El cochero se aclaró la garganta. No se bajó a abrir la portezuela como había hecho con el brillante señor Roshone. Lirin miró a Kal.

—Si me envías de vuelta, me iré —dijo el muchacho.

—No. Ven conmigo si quieres.

Lirin se acercó al carruaje y abrió la portezuela. No era el bonito y elegante vehículo dorado que usaba Roshone, sino el segundo carruaje, el marrón y más viejo. Kal subió, sintiendo un arrebato de emoción por la pequeña victoria…, y una medida igual de pánico. Iban a enfrentarse a Roshone. Por fin.

Los asientos del interior del carruaje eran sorprendentes, la tela roja que los cubría más suave que nada que Kal hubiera palpado. Se sentó, y el asiento era sorprendentemente mullido. Lirin se sentó frente a él, cerró la portezuela, y el cochero dio un latigazo a sus caballos. El vehículo dio la vuelta y volvió a subir por el camino. Por blando que fuera el asiento, el trayecto fue terriblemente dificultoso, y las sacudidas hicieron que los dientes de Kal castañetearan unos contra otros. Era peor que viajar en carro, aunque eso se debía probablemente a que iban más rápido.

—¿Por qué no querías que lo supiéramos, padre?

—No estaba seguro de venir.

—¿Qué otra cosa podías hacer?

—Marcharme. Llevaros a Kharbranth y escapar de este pueblo, de este reino y de las mezquindades de Roshone.

Kal parpadeó sorprendido. Nunca había pensado en eso. De repente todo pareció ampliarse. Su futuro cambió, adquiriendo una nueva forma. Padre, madre, Tien…, con él.

—¿De verdad?

Lirin asintió, ausente.

—Aunque no fuéramos a Kharbranth, estoy seguro de que muchos pueblos alezi nos aceptarían. La mayoría nunca ha tenido un cirujano que los cuide. Se las apañan como pueden con lugareños que han aprendido casi todo lo que saben con supersticiones o trabajando con los ocasionales chulls heridos. Incluso podríamos mudarnos a Kholinar: estoy lo bastante dotado como para encontrar trabajo como ayudante de físico allí.

—¿Por qué no nos vamos, entonces? ¿Por qué no nos hemos ido ya?
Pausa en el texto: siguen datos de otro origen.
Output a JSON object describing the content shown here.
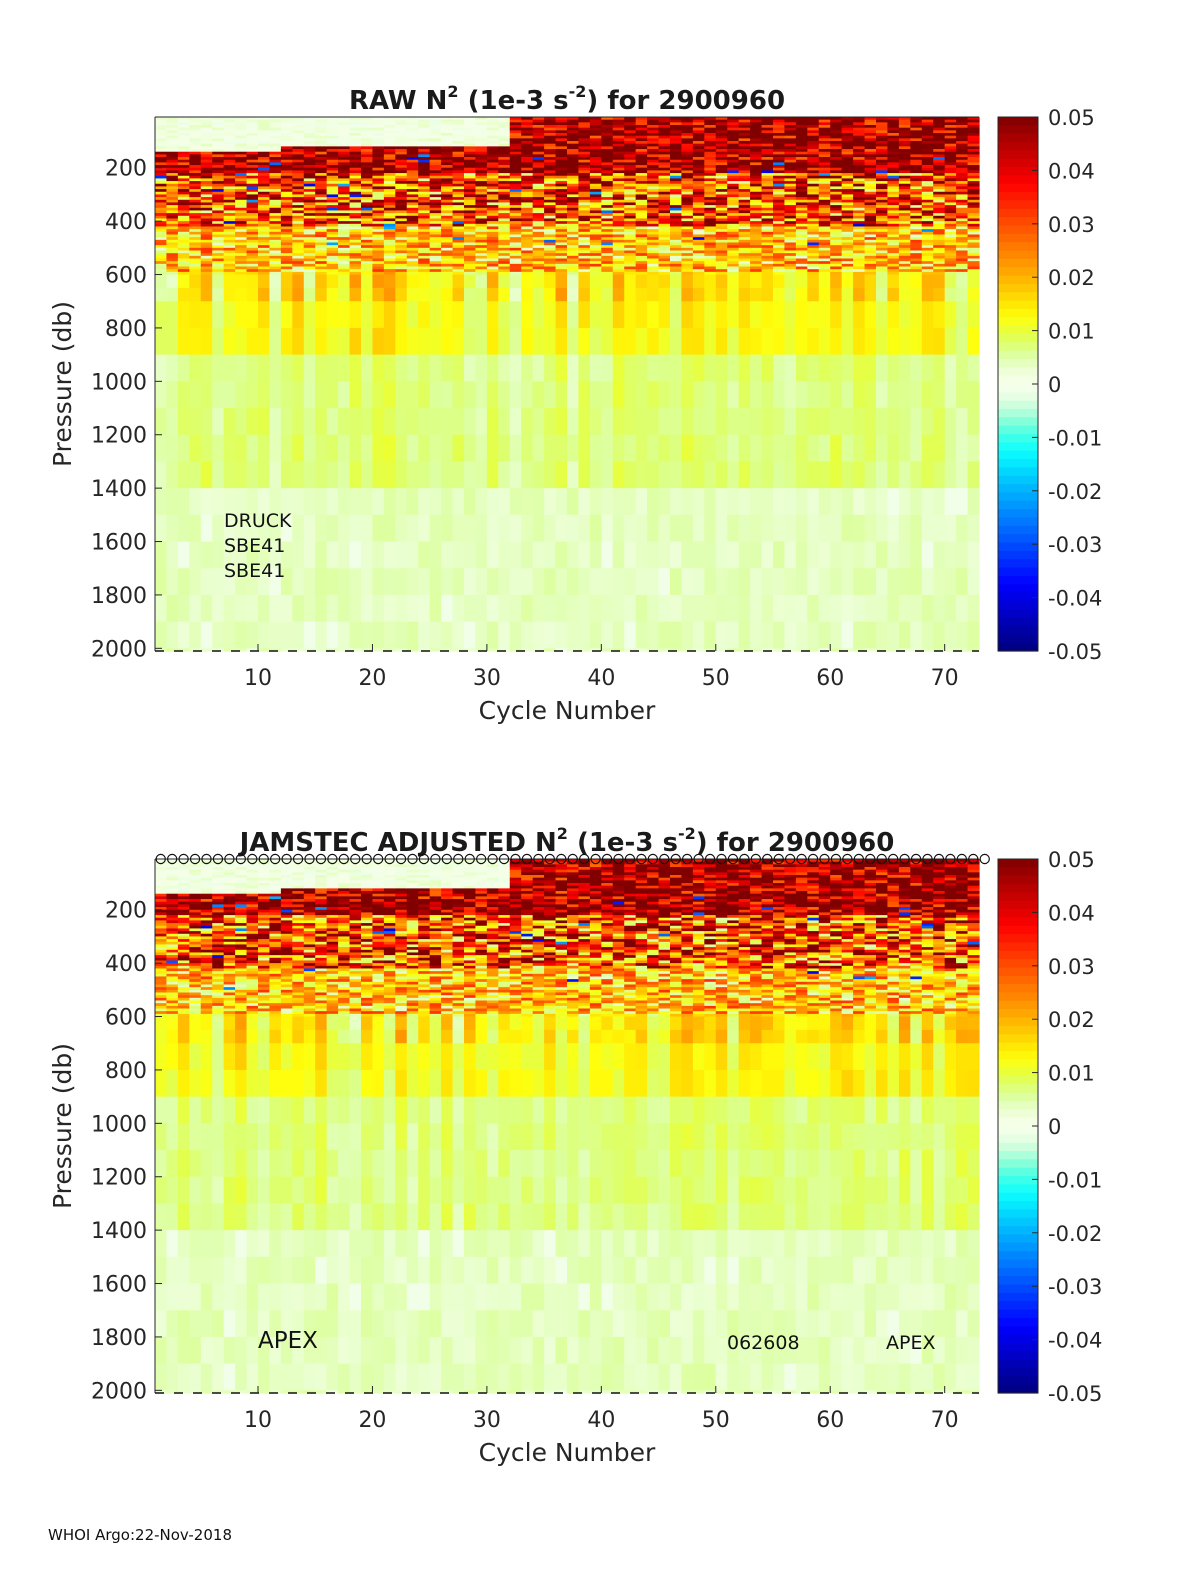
{
  "footer": "WHOI Argo:22-Nov-2018",
  "colors": {
    "axis": "#262626",
    "background": "#ffffff"
  },
  "chart_data": [
    {
      "type": "heatmap",
      "title_parts": [
        "RAW N",
        "2",
        " (1e-3 s",
        "-2",
        ") for 2900960"
      ],
      "xlabel": "Cycle Number",
      "ylabel": "Pressure (db)",
      "xlim": [
        1,
        73
      ],
      "ylim": [
        2010,
        10
      ],
      "xticks": [
        10,
        20,
        30,
        40,
        50,
        60,
        70
      ],
      "yticks": [
        200,
        400,
        600,
        800,
        1000,
        1200,
        1400,
        1600,
        1800,
        2000
      ],
      "colorbar": {
        "clim": [
          -0.05,
          0.05
        ],
        "ticks": [
          "0.05",
          "0.04",
          "0.03",
          "0.02",
          "0.01",
          "0",
          "-0.01",
          "-0.02",
          "-0.03",
          "-0.04",
          "-0.05"
        ]
      },
      "colormap": "jet-with-white-center",
      "depth_profile": {
        "surface_mean": 0.045,
        "upper_mean": 0.03,
        "thermocline_mean": 0.018,
        "mid_mean": 0.01,
        "deep_mean": 0.006,
        "abyss_mean": 0.004
      },
      "annotations": [
        "DRUCK",
        "SBE41",
        "SBE41"
      ],
      "markers": false
    },
    {
      "type": "heatmap",
      "title_parts": [
        "JAMSTEC  ADJUSTED N",
        "2",
        " (1e-3 s",
        "-2",
        ") for 2900960"
      ],
      "xlabel": "Cycle Number",
      "ylabel": "Pressure (db)",
      "xlim": [
        1,
        73
      ],
      "ylim": [
        2010,
        10
      ],
      "xticks": [
        10,
        20,
        30,
        40,
        50,
        60,
        70
      ],
      "yticks": [
        200,
        400,
        600,
        800,
        1000,
        1200,
        1400,
        1600,
        1800,
        2000
      ],
      "colorbar": {
        "clim": [
          -0.05,
          0.05
        ],
        "ticks": [
          "0.05",
          "0.04",
          "0.03",
          "0.02",
          "0.01",
          "0",
          "-0.01",
          "-0.02",
          "-0.03",
          "-0.04",
          "-0.05"
        ]
      },
      "colormap": "jet-with-white-center",
      "depth_profile": {
        "surface_mean": 0.045,
        "upper_mean": 0.03,
        "thermocline_mean": 0.018,
        "mid_mean": 0.01,
        "deep_mean": 0.006,
        "abyss_mean": 0.004
      },
      "annotations_left": [
        "APEX"
      ],
      "annotations_right": [
        "062608",
        "APEX"
      ],
      "markers": true
    }
  ]
}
Lirin miró por la ventana.

—No lo sé. Deberíamos irnos. Tiene sentido. Tenemos dinero. Aquí no nos quieren. El consistor nos odia, la gente recela de nosotros, el propio Padre Tormenta parece querer aplastarnos. —Había algo en la voz de Lirin. ¿Pesar?—. Una vez intenté marcharme —dijo, en voz aún más baja—. Pero hay un lazo entre el hogar de un hombre y su corazón. He cuidado a esta gente, Kal. He ayudado a que sus hijos nacieran, he soldado sus huesos, he sanado sus heridas. Has visto lo peor de ellos, estos últimos años, pero hubo una época antes que eso, una buena época. —Se volvió hacia Kal, las manos unidas, mientras el carruaje seguía sacudiéndose—. Son míos, hijo. Y yo soy de ellos. Son mi responsabilidad, ahora que Wistiow se ha ido. No puedo dejárselos a Roshone.

—¿Aunque les guste lo que está haciendo?

—Sobre todo por eso. —Lirin se llevó una mano a la cabeza—. Padre Tormenta. Ahora que lo digo parece una necedad aún más grande.

—No. Lo comprendo. Creo. —Kal se encogió de hombros—. Supongo, bueno, que seguirán viniendo a vernos cuando estén enfermos. Se quejan pero siguen viniendo. Antes me preguntaba por qué.

—¿Y llegaste a alguna conclusión?

—Más o menos. Decidí que en el fondo preferían estar vivos para maldecirte unos cuantos días más. Es lo que hacen. Igual que lo que tú haces es curarlos. Y te daban dinero. Un hombre puede decir lo que quiera, pero pone sus esferas donde está su corazón. —Kal frunció el ceño—. Supongo que te apreciaban.

Lirin sonrió.

—Sabias palabras. Sigo olvidando que ya eres casi un hombre, Kal. ¿Cuándo creciste y te hiciste mayor?

«Aquella noche en que estuvieron a punto de robarnos —pensó Kal inmediatamente—. Aquella noche en que iluminaste a aquellos hombres en la puerta y demostraste que la valentía no tiene nada que ver con empuñar una lanza en la batalla.»

—Pero te equivocas en una cosa —dijo Lirin—. Has dicho que me apreciaban. Todavía lo hacen. Oh, protestan…, siempre lo han hecho. Pero también nos dejan comida.

Kal se sorprendió.

—¿Eso hacen?

—¿Cómo crees que hemos estado comiendo estos últimos cuatro meses?

—Pero…

—Le tienen miedo a Roshone, así que callan. Dejaban la comida para tu madre cuando salía a limpiar, o la metían en el barril de agua cuando estaba vacío.

—Intentaron robarnos.

—Y esos mismos hombres también nos dieron comida.

Kal reflexionó mientras el carruaje llegaba a la mansión. Había pasado mucho tiempo desde la última vez que visitó el gran edificio de dos plantas. Tenía el habitual tejado inclinado hacia la tormenta, pero era mucho más grande. Las paredes eran de gruesas piedras blancas, y tenía majestuosas columnas cuadrangulares en sotavento.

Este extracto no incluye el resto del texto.